Remove adjacent identical elements in a Ruby Array?

a.inject([]){|acc,i| acc.last == i ? acc : acc << i }

I can think only of this

a.each_with_index{|item,i| a[i] = nil if a[i] == a[i+1] }.compact

but it is more or less the same.

Unless you are very concerned with the speed that block will calculate at, I would suggest you simply add this line to the end of your block to get the desired output:

a.compact!

That will just remove all the nil elements you introduced to the array earlier (the would-be duplicates), forming your desired output: [1, 2, 3, 2, 3]

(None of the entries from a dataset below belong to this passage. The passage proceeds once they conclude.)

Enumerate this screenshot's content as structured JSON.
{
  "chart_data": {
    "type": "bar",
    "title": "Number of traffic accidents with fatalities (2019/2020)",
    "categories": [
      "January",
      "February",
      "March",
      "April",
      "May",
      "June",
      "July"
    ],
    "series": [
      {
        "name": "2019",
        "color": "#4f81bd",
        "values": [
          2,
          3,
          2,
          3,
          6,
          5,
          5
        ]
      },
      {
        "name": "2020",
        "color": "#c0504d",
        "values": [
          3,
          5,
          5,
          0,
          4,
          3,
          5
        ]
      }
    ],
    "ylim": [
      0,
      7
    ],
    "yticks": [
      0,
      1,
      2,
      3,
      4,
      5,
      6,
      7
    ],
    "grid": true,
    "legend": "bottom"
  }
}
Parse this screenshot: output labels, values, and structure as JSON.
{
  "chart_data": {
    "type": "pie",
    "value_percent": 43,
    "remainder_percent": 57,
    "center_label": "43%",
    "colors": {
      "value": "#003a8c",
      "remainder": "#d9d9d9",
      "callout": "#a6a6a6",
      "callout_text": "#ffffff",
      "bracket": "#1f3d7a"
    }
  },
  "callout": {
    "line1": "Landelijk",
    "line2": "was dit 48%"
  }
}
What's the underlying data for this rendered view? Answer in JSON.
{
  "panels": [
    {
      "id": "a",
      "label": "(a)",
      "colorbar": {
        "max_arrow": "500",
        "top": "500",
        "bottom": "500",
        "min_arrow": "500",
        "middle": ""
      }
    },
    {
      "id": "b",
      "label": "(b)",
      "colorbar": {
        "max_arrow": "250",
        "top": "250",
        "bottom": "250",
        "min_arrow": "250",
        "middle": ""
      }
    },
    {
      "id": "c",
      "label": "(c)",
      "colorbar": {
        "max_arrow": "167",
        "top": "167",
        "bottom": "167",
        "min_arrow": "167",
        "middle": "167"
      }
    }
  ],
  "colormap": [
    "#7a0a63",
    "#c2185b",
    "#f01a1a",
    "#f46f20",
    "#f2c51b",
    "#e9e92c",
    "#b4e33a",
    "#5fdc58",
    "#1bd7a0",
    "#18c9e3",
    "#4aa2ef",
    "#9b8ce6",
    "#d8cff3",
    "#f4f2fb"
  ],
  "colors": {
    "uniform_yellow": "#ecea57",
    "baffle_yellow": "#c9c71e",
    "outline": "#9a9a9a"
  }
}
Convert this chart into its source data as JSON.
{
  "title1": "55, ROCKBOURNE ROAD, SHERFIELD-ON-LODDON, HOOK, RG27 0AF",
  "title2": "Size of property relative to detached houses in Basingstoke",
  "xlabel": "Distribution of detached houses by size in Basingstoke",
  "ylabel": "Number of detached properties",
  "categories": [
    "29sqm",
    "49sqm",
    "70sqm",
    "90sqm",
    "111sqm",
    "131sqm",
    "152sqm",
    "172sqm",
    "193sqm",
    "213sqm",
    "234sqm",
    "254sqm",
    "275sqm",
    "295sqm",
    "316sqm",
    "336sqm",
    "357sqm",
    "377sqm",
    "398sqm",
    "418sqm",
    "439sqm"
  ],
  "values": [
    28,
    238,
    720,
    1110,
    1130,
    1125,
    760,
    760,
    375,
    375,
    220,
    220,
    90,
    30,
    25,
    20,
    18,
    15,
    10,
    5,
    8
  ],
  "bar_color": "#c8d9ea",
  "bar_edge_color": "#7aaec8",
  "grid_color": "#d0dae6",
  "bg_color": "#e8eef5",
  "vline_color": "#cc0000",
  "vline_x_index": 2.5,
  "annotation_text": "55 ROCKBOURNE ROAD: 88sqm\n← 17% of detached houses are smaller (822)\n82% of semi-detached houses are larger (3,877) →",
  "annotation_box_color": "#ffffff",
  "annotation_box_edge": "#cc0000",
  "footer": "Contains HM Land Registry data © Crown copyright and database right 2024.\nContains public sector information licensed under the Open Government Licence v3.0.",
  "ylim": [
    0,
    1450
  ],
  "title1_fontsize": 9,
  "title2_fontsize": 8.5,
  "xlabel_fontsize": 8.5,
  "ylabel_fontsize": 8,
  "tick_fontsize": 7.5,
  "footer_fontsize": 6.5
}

If you want another algorithm, here is something far uglier than yours. :-)

require "pp"

a = [1, 1, 1, 2, 2, 3, 3, 3, 3, 2, 2, 2, 3, 3, 3]

i = 0

while i < a.size do
  e = a[i]
  j = i

  begin
    j += 1
  end while e == a[j]

  for k in i+1..j-1 do
    a[k] = nil
  end

  i = j
end

pp a
a.compact!
pp a

Gives you the output:

[1, nil, nil, 2, nil, 3, nil, nil, nil, 2, nil, nil, 3, nil, nil]
[1, 2, 3, 2, 3]

In my opinion, your code is fine. Just add the a.compact! call and you are sorted.

another solution:

acc = [a[0]]
a.each_cons(2) {|x,y| acc << y if x != y}

or

a.each_cons(2).inject([a[0]]) {|acc, (x,y)| x == y ? acc : acc << y}

If the numbers are all single digits 0-9: a.join.squeeze('0-9').each_char.to_a should work.